Gastown Named an Historic Site

Posted by Daniel on Jul 15, 2009 - 3 comments

Years ago when I lived in Ottawa I knew several government historians part of whose job it was to write the plaques which adorn our national historic sites. This is more difficult than you might think. It requires the writer to distill a mountain of research notes down to a small number of words that will last, in bronze, a lifetime. In the face of such a challenge, every letter counts. Vancouver's Gastown district has been declared one of these historic sites. I have not read the plaque yet, but whoever wrote it had a colourful history to draw on for information. Gastown began to take on a distinct identity after Jack Deighton arrived from New Westminster in 1867 with his Squamish wife Whahalia and a barrel of whiskey to establish the Globe Saloon where thirsty workers from Stamp's sawmill came to drink. The garrulous Deighton (pictured here with credit to the BC Archives D-07873), known as Gassy Jack because of his ability to talk endlessly on any subject, was considered the community's founder, but Gastown was never an official name. Instead the tiny seaside hamlet was christened Granville in 1870 when it was surveyed for the first time. The main drag was Water Street, then a winding dirt track littered with potholes and stumps. George Black kept a pet bear chained at the door of his butcher shop and the language encountered on the street was more likely to be Chinook Jargon or Portuguese than English. Everything changed with the arrival of the Canadian Pacific Railway. In return for establishing its western terminus at Granville the rail company received a generous land grant encompassing most of what became the downtown core and the right to rename the community Vancouver, the choice of CPR general manager William Van Horne.

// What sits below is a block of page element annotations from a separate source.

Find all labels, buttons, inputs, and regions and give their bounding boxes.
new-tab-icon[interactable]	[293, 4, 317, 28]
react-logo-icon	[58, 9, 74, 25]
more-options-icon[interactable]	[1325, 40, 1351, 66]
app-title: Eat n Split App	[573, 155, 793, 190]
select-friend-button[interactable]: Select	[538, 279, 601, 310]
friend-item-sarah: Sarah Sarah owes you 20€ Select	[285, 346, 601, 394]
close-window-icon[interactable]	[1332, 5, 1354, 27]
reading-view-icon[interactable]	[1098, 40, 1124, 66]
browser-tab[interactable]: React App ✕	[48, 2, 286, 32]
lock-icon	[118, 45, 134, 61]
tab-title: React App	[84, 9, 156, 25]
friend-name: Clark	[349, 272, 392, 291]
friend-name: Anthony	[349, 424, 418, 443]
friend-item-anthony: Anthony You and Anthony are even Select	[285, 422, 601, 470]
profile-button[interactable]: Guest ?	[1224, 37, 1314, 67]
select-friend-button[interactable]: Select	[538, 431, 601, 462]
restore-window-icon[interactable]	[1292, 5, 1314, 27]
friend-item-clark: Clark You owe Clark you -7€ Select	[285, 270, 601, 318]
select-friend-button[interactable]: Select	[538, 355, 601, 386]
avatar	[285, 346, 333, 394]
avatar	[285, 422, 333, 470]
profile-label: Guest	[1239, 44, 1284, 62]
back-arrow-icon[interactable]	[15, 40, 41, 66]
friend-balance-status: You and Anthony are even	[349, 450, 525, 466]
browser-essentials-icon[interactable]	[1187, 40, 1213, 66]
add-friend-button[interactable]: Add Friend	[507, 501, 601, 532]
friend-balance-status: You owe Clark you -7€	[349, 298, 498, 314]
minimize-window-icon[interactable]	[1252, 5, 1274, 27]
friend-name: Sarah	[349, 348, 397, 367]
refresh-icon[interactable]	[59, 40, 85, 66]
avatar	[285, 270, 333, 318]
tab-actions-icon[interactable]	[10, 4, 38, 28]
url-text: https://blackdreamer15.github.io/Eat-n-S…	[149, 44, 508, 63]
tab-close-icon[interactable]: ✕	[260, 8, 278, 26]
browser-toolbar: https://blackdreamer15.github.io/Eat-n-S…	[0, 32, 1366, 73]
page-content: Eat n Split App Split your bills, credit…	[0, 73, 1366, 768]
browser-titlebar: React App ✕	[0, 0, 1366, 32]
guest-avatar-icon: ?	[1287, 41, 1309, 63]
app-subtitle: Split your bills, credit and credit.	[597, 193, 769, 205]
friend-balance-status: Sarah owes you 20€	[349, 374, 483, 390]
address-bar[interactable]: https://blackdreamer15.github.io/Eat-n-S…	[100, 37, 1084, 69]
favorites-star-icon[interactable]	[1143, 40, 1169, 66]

Most of Gastown burned in the great fire of June 1886, but it was rebuilt along with the rest of the city and later developed as a warehouse district. It had fallen on hard times by the 1960s when it was refurbished as a fashionable heritage neighbourhood. I wonder if the plaque writers mention the infamous Gastown Riot of 7 August 1971 when police violently overreacted to a festive gathering of street people and hippies, putting 12 people into hospital and 79 into jail.

For a while Gastown became a horribly plastic tourist trap, its streets lined with t-shirt shops and fast food vendors, but in the past decade it has turned around once again. Not long ago I even saw it referred to as the "New Yaletown" in the newspaper, confirming its born-again hipness. Now it has received official confirmation as Vancouver's historic birthplace.